It's only about five weeks until 2016. Stock market performance history shows these are typically good days for the Dow and S&P 500 – but this year could be different…
According to the Stock Trader's Almanac, the S&P 500 has averaged a 2% gain from Thanksgiving through the end of the year. The broad-based benchmark has been higher roughly 70% of the time, rising in 46 of those 65 periods.
However, if the S&P 500 ends today in the red year to date, its performance for the rest of the year has historically deteriorated. It averages a 1.8% dip through the remainder of the year, according the Almanac. That has occurred 22 times over the last 65 years. The index has been higher 64% of the time.
Heading into this Thanksgiving holiday, as of mid-day Wednesday, the index is up 1.55% for the year. The Dow is up 0.12%.
A couple other factors typically boost stocks in December…

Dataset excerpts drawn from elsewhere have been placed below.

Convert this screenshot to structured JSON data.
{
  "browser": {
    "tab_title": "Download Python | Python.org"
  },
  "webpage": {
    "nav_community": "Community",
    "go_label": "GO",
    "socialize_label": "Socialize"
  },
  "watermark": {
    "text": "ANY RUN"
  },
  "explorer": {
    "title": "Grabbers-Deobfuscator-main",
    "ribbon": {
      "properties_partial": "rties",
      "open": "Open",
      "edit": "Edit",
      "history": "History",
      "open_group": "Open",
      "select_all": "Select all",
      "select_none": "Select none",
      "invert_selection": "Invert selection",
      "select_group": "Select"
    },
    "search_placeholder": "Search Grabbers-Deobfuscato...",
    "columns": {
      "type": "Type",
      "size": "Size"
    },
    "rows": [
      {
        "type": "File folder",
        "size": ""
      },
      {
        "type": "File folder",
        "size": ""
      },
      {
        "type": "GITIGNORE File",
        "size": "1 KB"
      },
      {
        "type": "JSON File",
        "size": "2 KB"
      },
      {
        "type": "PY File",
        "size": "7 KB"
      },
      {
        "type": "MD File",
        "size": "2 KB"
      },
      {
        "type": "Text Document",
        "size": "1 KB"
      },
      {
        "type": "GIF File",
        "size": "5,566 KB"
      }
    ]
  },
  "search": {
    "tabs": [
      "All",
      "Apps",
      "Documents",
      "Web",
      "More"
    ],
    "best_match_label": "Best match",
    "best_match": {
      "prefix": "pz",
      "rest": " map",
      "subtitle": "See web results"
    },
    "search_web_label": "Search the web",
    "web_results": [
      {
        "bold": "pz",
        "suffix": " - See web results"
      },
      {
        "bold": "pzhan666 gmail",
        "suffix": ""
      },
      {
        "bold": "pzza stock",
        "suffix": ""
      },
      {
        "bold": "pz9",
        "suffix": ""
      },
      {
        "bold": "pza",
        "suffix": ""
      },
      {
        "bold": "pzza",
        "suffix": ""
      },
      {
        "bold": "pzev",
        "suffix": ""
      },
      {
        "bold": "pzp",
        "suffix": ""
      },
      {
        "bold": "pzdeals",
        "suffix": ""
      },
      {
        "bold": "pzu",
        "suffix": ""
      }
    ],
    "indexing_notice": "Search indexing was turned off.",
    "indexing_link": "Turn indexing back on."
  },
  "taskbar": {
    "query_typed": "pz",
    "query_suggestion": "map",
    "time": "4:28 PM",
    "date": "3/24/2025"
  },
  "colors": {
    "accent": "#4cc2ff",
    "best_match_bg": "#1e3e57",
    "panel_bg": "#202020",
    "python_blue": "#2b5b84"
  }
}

What Stock Market Performance History Tells Us About December
Part of December's stock market performance is due to the seasonality effect. Looking at all Decembers from 1950 through 2014, the S&P 500 has risen 49 times and slipped 16. The average return has been 1.59%.
Motivating stock gains in December is the burst of special dividends and increased share buybacks frequently announced before the end of the year.
Additionally, "window dressing" usually helps boost stocks in December. Mutual funds and money managers are inclined to polish their portfolios before the end of the year. They'll buy winners and shed underperformers. This activity drives volume and sends stocks higher.
While the market could go higher a little longer, we're not sold on this being a solid rally until 2016…
Money Morning Capital Wave Strategist Shah Gilani told FOX Business' Stuart Varney while markets haven't pulled back yet, the Dow does not look as strong as others would have you believe.